De leur côté, les ONG, globalement peu enthousiastes sur le bonus-malus, ont appelé à des mesures plus simples et plus transversales. Pour réduire les consommations, "il ne suffira pas de réduire les consommations dans le secteur résidentiel mais dans tous les secteurs", a ainsi estimé Benoît Hartmann, porte-parole de France Nature Environnement.
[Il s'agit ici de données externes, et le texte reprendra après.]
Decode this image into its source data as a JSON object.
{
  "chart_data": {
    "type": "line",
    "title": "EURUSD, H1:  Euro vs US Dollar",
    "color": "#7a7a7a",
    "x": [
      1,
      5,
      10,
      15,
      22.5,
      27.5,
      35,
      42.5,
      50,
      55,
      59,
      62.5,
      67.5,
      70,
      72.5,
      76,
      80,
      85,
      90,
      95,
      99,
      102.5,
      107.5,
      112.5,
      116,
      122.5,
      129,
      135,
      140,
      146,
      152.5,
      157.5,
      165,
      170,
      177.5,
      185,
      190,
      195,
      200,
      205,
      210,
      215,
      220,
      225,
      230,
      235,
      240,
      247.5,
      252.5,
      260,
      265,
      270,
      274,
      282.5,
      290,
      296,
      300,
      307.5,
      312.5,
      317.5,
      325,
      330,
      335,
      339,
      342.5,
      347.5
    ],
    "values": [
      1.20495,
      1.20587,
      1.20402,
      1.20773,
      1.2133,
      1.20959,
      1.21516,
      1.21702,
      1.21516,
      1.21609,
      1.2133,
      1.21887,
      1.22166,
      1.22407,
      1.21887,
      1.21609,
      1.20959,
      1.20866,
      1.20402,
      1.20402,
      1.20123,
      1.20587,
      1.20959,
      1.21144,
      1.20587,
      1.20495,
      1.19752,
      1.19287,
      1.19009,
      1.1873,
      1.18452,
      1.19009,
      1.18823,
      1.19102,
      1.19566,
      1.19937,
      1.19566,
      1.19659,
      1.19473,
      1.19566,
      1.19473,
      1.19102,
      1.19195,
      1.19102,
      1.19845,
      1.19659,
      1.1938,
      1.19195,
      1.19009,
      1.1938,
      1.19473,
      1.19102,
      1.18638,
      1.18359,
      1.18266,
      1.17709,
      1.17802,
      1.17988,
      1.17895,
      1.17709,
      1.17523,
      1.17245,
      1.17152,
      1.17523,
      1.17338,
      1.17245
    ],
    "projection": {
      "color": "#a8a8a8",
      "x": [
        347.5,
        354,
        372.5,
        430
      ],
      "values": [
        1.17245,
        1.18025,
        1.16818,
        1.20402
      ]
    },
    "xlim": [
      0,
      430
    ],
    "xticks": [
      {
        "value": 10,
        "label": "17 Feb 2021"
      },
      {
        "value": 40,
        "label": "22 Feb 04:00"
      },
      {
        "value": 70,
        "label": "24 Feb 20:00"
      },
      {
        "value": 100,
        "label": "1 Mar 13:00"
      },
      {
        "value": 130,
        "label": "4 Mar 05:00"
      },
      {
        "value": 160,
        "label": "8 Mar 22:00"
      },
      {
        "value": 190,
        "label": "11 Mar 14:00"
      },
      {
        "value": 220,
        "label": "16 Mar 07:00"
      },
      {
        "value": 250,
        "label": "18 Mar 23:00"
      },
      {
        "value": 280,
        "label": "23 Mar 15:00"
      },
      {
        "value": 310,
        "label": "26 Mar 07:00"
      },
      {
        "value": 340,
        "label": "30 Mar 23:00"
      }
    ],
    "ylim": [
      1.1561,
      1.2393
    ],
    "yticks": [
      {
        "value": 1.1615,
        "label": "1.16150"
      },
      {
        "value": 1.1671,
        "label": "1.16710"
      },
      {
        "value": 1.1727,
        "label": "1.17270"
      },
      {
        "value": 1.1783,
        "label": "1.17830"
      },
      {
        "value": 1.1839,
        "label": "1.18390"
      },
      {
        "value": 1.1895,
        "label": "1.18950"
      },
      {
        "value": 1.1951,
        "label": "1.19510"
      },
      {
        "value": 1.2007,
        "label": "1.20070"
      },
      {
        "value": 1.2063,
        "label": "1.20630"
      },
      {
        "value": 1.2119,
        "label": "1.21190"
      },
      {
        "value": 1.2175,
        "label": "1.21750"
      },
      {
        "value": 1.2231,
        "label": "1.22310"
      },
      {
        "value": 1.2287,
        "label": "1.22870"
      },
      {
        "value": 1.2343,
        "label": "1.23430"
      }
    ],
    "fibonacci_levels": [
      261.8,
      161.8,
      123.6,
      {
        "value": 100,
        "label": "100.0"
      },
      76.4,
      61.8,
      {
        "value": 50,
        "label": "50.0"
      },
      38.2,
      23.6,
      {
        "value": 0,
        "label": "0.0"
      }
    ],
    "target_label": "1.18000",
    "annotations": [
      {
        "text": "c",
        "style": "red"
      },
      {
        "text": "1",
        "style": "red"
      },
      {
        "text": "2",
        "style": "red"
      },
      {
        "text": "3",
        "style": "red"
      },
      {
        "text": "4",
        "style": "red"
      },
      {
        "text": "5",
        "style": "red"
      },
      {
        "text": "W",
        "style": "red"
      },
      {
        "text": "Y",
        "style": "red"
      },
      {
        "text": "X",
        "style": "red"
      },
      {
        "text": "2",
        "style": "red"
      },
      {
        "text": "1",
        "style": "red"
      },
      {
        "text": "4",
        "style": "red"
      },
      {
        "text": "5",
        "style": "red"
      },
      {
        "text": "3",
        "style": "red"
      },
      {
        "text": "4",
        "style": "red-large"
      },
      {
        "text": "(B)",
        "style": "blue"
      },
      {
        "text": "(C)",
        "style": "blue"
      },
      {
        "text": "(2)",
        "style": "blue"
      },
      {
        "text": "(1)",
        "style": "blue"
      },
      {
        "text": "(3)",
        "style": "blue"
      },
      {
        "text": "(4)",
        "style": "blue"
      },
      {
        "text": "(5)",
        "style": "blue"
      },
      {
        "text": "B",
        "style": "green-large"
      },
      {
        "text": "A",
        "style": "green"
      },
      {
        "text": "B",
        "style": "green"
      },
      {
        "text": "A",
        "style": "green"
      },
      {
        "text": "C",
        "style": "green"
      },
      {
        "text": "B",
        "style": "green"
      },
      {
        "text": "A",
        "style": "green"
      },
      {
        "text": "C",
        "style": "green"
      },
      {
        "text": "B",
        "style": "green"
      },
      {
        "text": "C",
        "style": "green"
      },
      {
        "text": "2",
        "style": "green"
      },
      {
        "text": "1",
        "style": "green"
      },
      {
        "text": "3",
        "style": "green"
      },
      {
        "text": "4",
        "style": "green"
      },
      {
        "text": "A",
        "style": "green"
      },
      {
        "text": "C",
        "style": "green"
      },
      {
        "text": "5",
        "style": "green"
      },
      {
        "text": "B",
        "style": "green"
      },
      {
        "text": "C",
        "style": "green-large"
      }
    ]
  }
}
Pour la fondation Nicolas-Hulot, la "simplicité devra être la base des prochains dispositifs". L'association de consommateurs CLCV relève que "la mise en place d'une tarification vertueuse d'un point de vue écologique et social implique déjà de revenir à un principe simple, celui de suppression de la part fixe", c'est-à-dire l'abonnement, qui "désavantage les petites consommations" et donc les "usages sobres". Elle rappelle aussi "la modération de la consommation d'énergie passe moins par des innovations tarifaires que par des aides au consommateur pour adapter son habitat et ses équipements". Enfin, elle estime qu'il serait bon pour les pouvoirs publics de "lancer d'abord un plan d'aide ambitieux pour l'isolation des logements".